Se arruma, tem espaço na van, tem espaço na va-an."
Aposto que o Vinícius está se babando de inveja por não ter pensado nisso antes. Também, na época dele não tinha van, ou pelo menos não com esse nome americanizado colonialista vendido. Mas digressiono, digressiono.
Voltando à questão da rádio Fluminense, começou assim, devagar. Depois, veio uma enxurrada de Adriana Calcanhoto. Logo, logo estávamos até os ouvidos de Luciana Mello. Daí para o Elton John foi um pulo. Então ficou claro que o plano sórdido deles desde o princípio era atrair um legião de fãs incautos de rock e deixá-los viciados com os seus rádios sintonizados na Fluminenese, e só aí transformá-la em mais um das inúmeras rádios de "soft-rock-baba-mela-cueca-música-de-consultório-médico" como a Globo FM. Eu sinceramente não sei o que eles ganham com isso, mas também não me importo.

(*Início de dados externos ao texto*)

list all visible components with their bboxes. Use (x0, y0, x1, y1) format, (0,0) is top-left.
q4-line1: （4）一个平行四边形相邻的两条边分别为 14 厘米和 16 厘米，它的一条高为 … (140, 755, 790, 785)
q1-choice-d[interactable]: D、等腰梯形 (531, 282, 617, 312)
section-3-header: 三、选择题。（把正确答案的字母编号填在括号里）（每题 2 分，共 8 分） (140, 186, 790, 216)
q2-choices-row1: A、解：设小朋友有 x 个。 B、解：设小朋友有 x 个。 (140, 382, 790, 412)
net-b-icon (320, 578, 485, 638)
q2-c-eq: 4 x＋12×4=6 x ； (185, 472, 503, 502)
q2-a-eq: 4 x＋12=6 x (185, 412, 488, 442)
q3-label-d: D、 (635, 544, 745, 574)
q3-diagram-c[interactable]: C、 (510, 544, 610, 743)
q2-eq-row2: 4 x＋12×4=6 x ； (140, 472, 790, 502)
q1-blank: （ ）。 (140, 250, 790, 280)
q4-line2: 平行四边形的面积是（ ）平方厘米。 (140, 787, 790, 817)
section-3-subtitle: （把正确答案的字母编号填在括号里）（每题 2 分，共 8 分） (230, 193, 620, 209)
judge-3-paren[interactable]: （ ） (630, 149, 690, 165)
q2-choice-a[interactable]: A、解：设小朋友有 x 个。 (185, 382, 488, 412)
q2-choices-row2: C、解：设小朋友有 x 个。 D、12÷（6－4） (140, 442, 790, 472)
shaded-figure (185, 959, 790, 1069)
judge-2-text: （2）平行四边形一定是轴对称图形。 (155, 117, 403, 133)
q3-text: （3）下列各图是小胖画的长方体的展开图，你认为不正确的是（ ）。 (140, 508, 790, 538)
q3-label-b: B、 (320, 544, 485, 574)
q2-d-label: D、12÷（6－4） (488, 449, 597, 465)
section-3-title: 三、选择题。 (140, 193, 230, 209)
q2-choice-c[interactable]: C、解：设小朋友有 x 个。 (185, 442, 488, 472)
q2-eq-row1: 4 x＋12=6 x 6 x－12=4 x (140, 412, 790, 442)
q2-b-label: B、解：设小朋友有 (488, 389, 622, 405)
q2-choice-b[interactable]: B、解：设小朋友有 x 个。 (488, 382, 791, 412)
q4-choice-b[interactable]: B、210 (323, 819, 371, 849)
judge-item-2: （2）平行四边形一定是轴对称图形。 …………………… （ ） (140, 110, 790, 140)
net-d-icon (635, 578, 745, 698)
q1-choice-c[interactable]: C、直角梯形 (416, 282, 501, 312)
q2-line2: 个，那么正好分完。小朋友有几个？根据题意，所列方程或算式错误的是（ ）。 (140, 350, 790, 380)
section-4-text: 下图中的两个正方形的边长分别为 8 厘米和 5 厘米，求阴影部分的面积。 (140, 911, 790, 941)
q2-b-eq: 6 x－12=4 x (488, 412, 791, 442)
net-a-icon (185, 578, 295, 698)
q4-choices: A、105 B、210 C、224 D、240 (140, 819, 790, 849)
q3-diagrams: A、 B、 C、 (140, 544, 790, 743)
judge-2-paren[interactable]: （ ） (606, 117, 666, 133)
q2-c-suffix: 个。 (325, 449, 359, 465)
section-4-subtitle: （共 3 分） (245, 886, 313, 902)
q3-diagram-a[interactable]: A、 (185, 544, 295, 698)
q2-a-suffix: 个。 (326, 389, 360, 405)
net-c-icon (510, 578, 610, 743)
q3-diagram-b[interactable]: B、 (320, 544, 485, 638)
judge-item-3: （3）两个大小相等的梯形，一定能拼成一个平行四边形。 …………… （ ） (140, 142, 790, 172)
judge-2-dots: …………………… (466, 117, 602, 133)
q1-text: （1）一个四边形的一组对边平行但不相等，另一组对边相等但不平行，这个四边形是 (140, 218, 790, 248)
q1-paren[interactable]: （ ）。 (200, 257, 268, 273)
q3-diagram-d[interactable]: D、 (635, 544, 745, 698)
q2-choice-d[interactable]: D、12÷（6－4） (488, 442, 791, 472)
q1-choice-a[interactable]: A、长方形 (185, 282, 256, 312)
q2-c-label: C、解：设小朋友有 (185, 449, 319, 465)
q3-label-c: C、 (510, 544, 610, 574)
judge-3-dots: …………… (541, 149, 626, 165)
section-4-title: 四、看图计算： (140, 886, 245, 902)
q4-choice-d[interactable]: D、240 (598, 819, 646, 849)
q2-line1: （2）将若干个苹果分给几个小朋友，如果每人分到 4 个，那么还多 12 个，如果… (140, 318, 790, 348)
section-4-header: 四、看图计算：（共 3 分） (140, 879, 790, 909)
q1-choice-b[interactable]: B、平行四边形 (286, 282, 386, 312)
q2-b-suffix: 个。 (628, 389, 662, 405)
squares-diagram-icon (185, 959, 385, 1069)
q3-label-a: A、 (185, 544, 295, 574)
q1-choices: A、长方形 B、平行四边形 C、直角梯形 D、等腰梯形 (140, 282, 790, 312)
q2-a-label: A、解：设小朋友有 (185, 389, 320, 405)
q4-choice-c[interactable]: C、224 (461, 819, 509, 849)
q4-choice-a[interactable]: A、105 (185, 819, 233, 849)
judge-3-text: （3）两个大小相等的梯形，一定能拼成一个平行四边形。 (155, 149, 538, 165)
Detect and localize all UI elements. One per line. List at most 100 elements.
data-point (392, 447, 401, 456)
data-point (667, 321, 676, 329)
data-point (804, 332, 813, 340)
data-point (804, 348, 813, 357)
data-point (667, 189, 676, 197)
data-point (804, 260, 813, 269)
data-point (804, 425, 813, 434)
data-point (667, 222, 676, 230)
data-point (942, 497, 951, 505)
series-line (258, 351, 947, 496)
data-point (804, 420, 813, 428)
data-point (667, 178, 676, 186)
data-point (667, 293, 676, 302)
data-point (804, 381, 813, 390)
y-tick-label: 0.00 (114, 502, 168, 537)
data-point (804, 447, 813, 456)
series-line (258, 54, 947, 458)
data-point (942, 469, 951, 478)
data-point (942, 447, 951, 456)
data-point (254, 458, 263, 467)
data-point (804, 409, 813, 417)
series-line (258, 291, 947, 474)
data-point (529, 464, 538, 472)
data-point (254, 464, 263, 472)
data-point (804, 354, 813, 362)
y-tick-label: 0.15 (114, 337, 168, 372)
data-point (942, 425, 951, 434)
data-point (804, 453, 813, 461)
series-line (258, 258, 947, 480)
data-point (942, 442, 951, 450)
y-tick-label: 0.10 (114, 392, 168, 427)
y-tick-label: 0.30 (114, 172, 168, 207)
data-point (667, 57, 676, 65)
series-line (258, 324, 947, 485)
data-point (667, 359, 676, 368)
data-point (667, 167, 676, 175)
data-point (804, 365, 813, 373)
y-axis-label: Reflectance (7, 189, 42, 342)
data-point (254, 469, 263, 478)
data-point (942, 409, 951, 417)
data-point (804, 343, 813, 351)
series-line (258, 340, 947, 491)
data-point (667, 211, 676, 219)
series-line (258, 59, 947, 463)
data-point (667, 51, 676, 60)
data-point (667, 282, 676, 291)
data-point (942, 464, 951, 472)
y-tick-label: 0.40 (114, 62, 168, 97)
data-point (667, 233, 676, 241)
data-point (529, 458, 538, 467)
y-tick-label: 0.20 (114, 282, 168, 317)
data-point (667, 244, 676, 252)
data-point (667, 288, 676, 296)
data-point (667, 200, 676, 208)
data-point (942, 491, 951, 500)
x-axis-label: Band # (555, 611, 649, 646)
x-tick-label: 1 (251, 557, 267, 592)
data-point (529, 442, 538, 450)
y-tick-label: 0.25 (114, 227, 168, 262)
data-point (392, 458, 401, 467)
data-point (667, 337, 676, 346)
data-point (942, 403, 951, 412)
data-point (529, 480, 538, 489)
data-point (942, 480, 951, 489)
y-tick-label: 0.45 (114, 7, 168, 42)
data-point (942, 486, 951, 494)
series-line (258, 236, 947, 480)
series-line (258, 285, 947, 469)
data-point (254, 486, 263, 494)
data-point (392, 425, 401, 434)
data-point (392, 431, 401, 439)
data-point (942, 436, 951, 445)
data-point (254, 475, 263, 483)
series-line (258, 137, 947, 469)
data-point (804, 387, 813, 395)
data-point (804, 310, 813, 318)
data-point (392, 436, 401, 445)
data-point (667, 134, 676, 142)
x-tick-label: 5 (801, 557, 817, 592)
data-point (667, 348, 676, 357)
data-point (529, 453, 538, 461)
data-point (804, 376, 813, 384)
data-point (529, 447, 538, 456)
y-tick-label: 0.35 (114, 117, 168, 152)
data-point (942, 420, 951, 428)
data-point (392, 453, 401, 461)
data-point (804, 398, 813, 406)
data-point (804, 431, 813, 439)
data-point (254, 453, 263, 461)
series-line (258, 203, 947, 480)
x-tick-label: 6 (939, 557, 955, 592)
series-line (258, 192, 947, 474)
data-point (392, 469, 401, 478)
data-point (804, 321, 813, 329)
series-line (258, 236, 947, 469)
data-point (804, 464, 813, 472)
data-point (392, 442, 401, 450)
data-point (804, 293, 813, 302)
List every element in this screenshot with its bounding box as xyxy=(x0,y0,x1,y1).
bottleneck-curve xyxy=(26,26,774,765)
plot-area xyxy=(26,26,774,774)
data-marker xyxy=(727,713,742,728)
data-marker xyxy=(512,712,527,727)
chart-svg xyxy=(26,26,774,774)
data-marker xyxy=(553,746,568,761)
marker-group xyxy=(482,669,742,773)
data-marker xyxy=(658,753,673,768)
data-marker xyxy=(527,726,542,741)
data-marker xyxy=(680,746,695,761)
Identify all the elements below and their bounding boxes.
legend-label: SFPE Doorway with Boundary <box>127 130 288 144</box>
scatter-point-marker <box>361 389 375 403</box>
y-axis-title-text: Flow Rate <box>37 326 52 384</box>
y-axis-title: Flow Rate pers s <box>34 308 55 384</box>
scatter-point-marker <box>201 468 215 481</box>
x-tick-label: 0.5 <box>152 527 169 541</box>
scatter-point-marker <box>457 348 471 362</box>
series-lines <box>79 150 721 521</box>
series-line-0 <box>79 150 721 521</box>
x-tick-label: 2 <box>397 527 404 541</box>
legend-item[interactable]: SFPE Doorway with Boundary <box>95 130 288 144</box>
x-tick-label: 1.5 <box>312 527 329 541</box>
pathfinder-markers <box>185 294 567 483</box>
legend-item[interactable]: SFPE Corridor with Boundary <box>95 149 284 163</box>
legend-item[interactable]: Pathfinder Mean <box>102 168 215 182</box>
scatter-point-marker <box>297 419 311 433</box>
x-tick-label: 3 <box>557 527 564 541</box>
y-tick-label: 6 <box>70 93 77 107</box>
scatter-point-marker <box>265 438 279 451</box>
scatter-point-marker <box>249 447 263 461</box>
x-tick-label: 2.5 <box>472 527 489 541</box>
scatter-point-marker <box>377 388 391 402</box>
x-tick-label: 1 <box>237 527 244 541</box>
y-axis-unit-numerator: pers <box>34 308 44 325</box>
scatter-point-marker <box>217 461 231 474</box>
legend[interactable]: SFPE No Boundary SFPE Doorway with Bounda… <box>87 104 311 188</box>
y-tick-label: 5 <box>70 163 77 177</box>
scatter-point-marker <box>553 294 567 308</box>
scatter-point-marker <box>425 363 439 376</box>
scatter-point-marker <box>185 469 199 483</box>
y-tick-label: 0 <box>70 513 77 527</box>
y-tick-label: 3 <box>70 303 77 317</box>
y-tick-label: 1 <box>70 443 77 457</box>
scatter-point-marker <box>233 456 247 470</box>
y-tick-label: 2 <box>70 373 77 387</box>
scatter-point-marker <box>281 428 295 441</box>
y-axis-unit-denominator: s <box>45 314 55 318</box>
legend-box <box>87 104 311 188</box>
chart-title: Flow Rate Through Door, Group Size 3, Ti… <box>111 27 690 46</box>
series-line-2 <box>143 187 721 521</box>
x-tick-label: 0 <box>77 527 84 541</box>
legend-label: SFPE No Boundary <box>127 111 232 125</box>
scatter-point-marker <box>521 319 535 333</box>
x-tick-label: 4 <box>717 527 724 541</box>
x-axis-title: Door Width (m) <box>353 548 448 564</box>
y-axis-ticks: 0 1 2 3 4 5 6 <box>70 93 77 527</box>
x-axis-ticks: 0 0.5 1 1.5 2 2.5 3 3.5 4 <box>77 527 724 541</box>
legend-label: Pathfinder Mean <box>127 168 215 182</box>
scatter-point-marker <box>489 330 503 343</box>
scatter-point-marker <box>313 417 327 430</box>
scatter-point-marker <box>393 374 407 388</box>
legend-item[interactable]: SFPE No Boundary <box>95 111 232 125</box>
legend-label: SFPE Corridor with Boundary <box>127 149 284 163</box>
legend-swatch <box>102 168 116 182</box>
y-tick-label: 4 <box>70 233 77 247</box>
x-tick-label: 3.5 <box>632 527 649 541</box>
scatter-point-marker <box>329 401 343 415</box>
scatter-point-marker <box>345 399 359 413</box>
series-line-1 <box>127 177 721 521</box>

Eu já passei meses tendo que escutar a incrível programação vespertina da Globo FM (composta basicamente de dois programas que se repetiam ad infinitum: o bloco "Hits pop melosos dos anos 80" e o bloco "Cantoras brasileiras lésbicas") diariamente, tempo que serviu para que eu descobrisse coisas muito importantes a meu respeito, como por exemplo que eu odeio Ana Carolina e Kenny G igualmente. Portanto, Fluminense Fm: nunca mais, para mim chega. Eu não preciso de vocês para ouvir música mesmo. Eu tenho um monte de CDs e não tenho medo de usá-los.